Once she had finished, Natalia leaned back to admire her handiwork. To top it all off, she spread a packet of antiseptic goo to prevent infection and quicken the healing, then wrapped a bandage over the sutures for extra protection. As an afterthought, Natalia pocketed a pain killer syringe. Her pant leg was still torn, but there was nothing the assassin could do about it now.
At the sink, she splashed water onto her face and smoothed her hair in the mirror, wondering what the other present assassin was doing. She had her answer when she emerged, greeted by the sight of Barton sitting at a table in the center of the ship.
Natalia approached and dropped the medical kit beside the man's mess of wires, tools, metal, and... yes, explosives. She pulled back a stool to sit. It scraped against the floor, yet he didn't glance up from his work at the sound. Two tweezers instructed by skilled hands twisted two open ended copper wires together.
Barton cracked his focus long enough to ask, "Have you ever built a bomb before?"
"A couple of times."
Satisfied with his wiring, Clint dropped the tweezers to push some equipment to Natalia's side of the table. "We'll be landing soon," he explained. "I was hoping to make four, but we may only have time to make two."
Natalia nodded. They worked in silence, both singularly focused on the task at hand where one wrong move could blow them out of the sky.
"Are you sure you want to go through with this?"
Natalia's head snapped up at the sudden inquiry. Barton was looking at her, his hands stilled.
"Of course." She dipped her head again, signaling the end of the topic.
She quickly learned Barton was just as stubborn as her.
"There will be girls in there, some the same age as you when you started. All of them are victims just as you were."
"Are you trying to talk me out of this, Barton?" she growled. "I know what I'm doing."
"You don't view them as sisters?" No. The only one she could view as a sister was taken from her. She could be dead for all she knew. "Comrades at least? Any kind of attachment at all?"
"They didn't train us as sisters-in-arms," she spat just to get him to shut up. "We were trained as competitors. We were forced to kill each other to stay in the program. Only the strongest survived to become Widows."
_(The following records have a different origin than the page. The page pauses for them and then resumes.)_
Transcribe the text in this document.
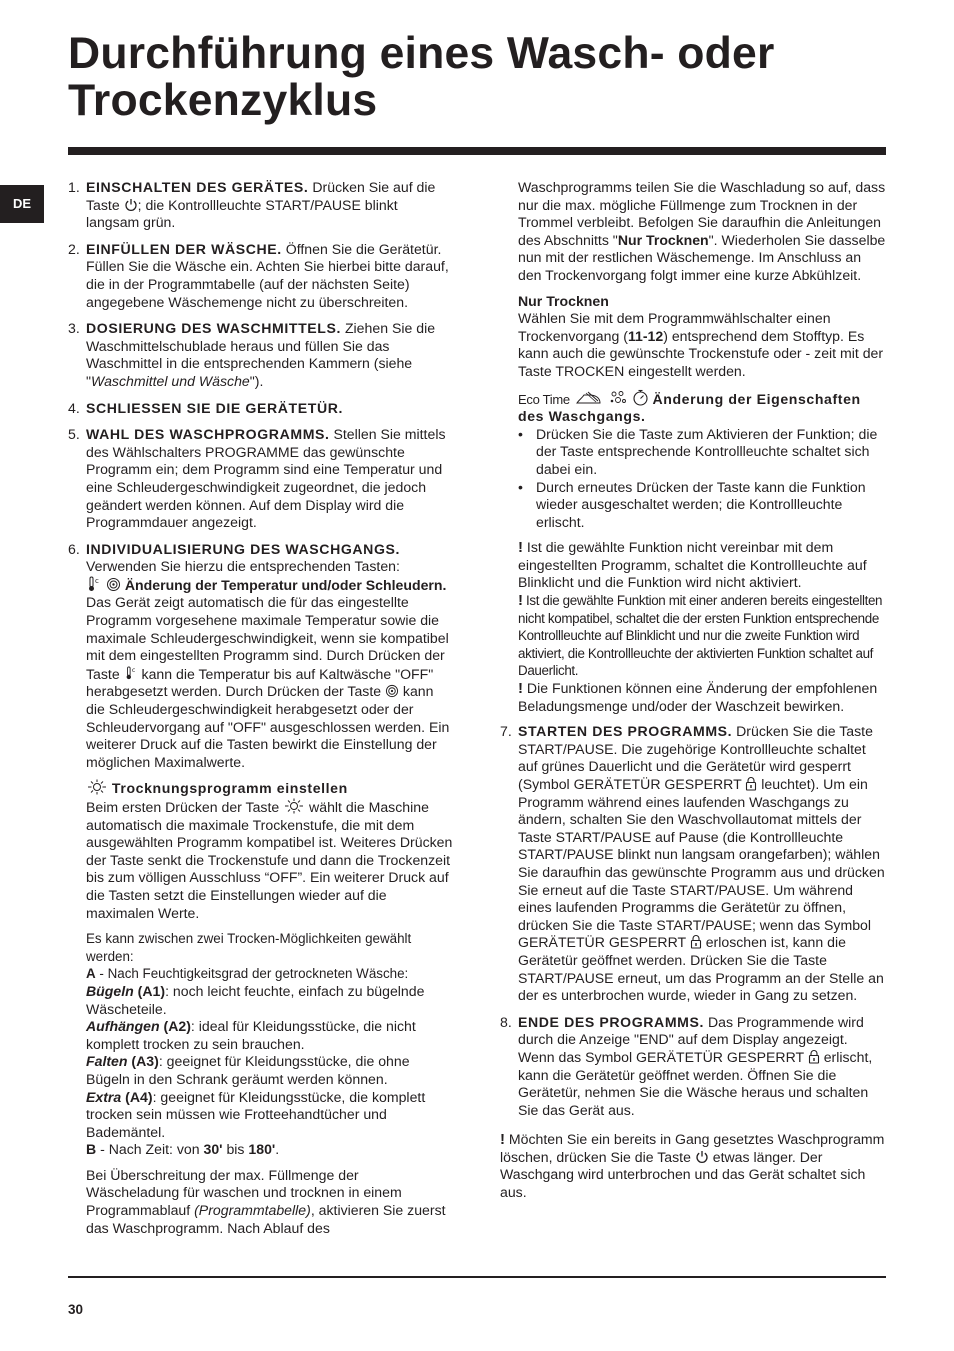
Durchführung eines Wasch- oder
Trockenzyklus
DE
1. EINSCHALTEN DES GERÄTES. Drücken Sie auf die Taste ; die Kontrollleuchte START/PAUSE blinkt langsam grün.

2. EINFÜLLEN DER WÄSCHE. Öffnen Sie die Gerätetür. Füllen Sie die Wäsche ein. Achten Sie hierbei bitte darauf, die in der Programmtabelle (auf der nächsten Seite) angegebene Wäschemenge nicht zu überschreiten.

3. DOSIERUNG DES WASCHMITTELS. Ziehen Sie die Waschmittelschublade heraus und füllen Sie das Waschmittel in die entsprechenden Kammern (siehe "Waschmittel und Wäsche").

4. SCHLIESSEN SIE DIE GERÄTETÜR.

5. WAHL DES WASCHPROGRAMMS. Stellen Sie mittels des Wählschalters PROGRAMME das gewünschte Programm ein; dem Programm sind eine Temperatur und eine Schleudergeschwindigkeit zugeordnet, die jedoch geändert werden können. Auf dem Display wird die Programmdauer angezeigt.

6. INDIVIDUALISIERUNG DES WASCHGANGS.

Verwenden Sie hierzu die entsprechenden Tasten:

c Änderung der Temperatur und/oder Schleudern. Das Gerät zeigt automatisch die für das eingestellte Programm vorgesehene maximale Temperatur sowie die maximale Schleudergeschwindigkeit, wenn sie kompatibel mit dem eingestellten Programm sind. Durch Drücken der Taste c kann die Temperatur bis auf Kaltwäsche "OFF" herabgesetzt werden. Durch Drücken der Taste  kann die Schleudergeschwindigkeit herabgesetzt oder der Schleudervorgang auf "OFF" ausgeschlossen werden. Ein weiterer Druck auf die Tasten bewirkt die Einstellung der möglichen Maximalwerte.

Trocknungsprogramm einstellen

Beim ersten Drücken der Taste  wählt die Maschine automatisch die maximale Trockenstufe, die mit dem ausgewählten Programm kompatibel ist. Weiteres Drücken der Taste senkt die Trockenstufe und dann die Trockenzeit bis zum völligen Ausschluss “OFF”. Ein weiterer Druck auf die Tasten setzt die Einstellungen wieder auf die maximalen Werte.

Es kann zwischen zwei Trocken-Möglichkeiten gewählt werden:

A - Nach Feuchtigkeitsgrad der getrockneten Wäsche:

Bügeln (A1): noch leicht feuchte, einfach zu bügelnde Wäscheteile.

Aufhängen (A2): ideal für Kleidungsstücke, die nicht komplett trocken zu sein brauchen.

Falten (A3): geeignet für Kleidungsstücke, die ohne Bügeln in den Schrank geräumt werden können.

Extra (A4): geeignet für Kleidungsstücke, die komplett trocken sein müssen wie Frotteehandtücher und Bademäntel.

B - Nach Zeit: von 30' bis 180'.

Bei Überschreitung der max. Füllmenge der Wäscheladung für waschen und trocknen in einem Programmablauf (Programmtabelle), aktivieren Sie zuerst das Waschprogramm. Nach Ablauf des

Waschprogramms teilen Sie die Waschladung so auf, dass nur die max. mögliche Füllmenge zum Trocknen in der Trommel verbleibt. Befolgen Sie daraufhin die Anleitungen des Abschnitts "Nur Trocknen". Wiederholen Sie dasselbe nun mit der restlichen Wäschemenge. Im Anschluss an den Trockenvorgang folgt immer eine kurze Abkühlzeit.

Nur Trocknen

Wählen Sie mit dem Programmwählschalter einen Trockenvorgang (11-12) entsprechend dem Stofftyp. Es kann auch die gewünschte Trockenstufe oder - zeit mit der Taste TROCKEN eingestellt werden.

Eco Time	Änderung der Eigenschaften des Waschgangs.

• Drücken Sie die Taste zum Aktivieren der Funktion; die der Taste entsprechende Kontrollleuchte schaltet sich dabei ein.
• Durch erneutes Drücken der Taste kann die Funktion wieder ausgeschaltet werden; die Kontrollleuchte erlischt.

! Ist die gewählte Funktion nicht vereinbar mit dem eingestellten Programm, schaltet die Kontrollleuchte auf Blinklicht und die Funktion wird nicht aktiviert.

! Ist die gewählte Funktion mit einer anderen bereits eingestellten nicht kompatibel, schaltet die der ersten Funktion entsprechende Kontrollleuchte auf Blinklicht und nur die zweite Funktion wird aktiviert, die Kontrollleuchte der aktivierten Funktion schaltet auf Dauerlicht.

! Die Funktionen können eine Änderung der empfohlenen Beladungsmenge und/oder der Waschzeit bewirken.

7. STARTEN DES PROGRAMMS. Drücken Sie die Taste START/PAUSE. Die zugehörige Kontrollleuchte schaltet auf grünes Dauerlicht und die Gerätetür wird gesperrt (Symbol GERÄTETÜR GESPERRT  leuchtet). Um ein Programm während eines laufenden Waschgangs zu ändern, schalten Sie den Waschvollautomat mittels der Taste START/PAUSE auf Pause (die Kontrollleuchte START/PAUSE blinkt nun langsam orangefarben); wählen Sie daraufhin das gewünschte Programm aus und drücken Sie erneut auf die Taste START/PAUSE. Um während eines laufenden Programms die Gerätetür zu öffnen, drücken Sie die Taste START/PAUSE; wenn das Symbol GERÄTETÜR GESPERRT  erloschen ist, kann die Gerätetür geöffnet werden. Drücken Sie die Taste START/PAUSE erneut, um das Programm an der Stelle an der es unterbrochen wurde, wieder in Gang zu setzen.

8. ENDE DES PROGRAMMS. Das Programmende wird durch die Anzeige "END" auf dem Display angezeigt. Wenn das Symbol GERÄTETÜR GESPERRT  erlischt, kann die Gerätetür geöffnet werden. Öffnen Sie die Gerätetür, nehmen Sie die Wäsche heraus und schalten Sie das Gerät aus.

! Möchten Sie ein bereits in Gang gesetztes Waschprogramm löschen, drücken Sie die Taste  etwas länger. Der Waschgang wird unterbrochen und das Gerät schaltet sich aus.

30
"I'm not asking to be nosy." Clint's voice was soft. "You have a right to privacy–" that's the first time she's heard that one– "but I need to know if you're up for this. We are but two assassins in an academy full of the most dangerous women in the world. Once we're in, there's only two ways this plays out: they die or we die."
"I need to know if I can trust you" hung in the air unsaid because they both knew they couldn't trust each other.
"What about you?" asked Natalia after a prolonged silence. "You claim S.H.I.E.L.D. are the good guys. How do you feel about killing girls who were forced to become assassins?"
The archer paused in his bomb-making, his tanned face thoughtful. "Not great, to be honest. I'm not the most moral man—God knows my hands are drenched in blood—but I do have a code. Killing kids is a strict line I draw." Hope flickered in his eyes as they met her own. "How far gone do you think they are?"
Innocent, Natalia wanted to tell him. Memories of her countless kills before she even turned eighteen and graduated from the program flashed in her mind like a speeding slideshow.
"There are no children, only trained killers."
Even as she spoke, Natalia caught the defiance in his expression; the refusal to believe her words. No assassin was good, and yet here was a man before her willing to kill yet unwilling to compromise his morals.
Clint lowered his head and snapped the final pieces together, completing the bomb. "Save who we can," he muttered, "deal with the rest."
Because "kill the rest" sounded too dark even for her in these circumstances, Natalia nodded in agreement.
A gentle beep followed by a flashing light interrupted the moment of determination. Hawkeye left his station to drop into the pilot's chair. He flipped a switch, returning the controls to manual.
"We're here," he announced grimly as he guided the Quinjet to the ground.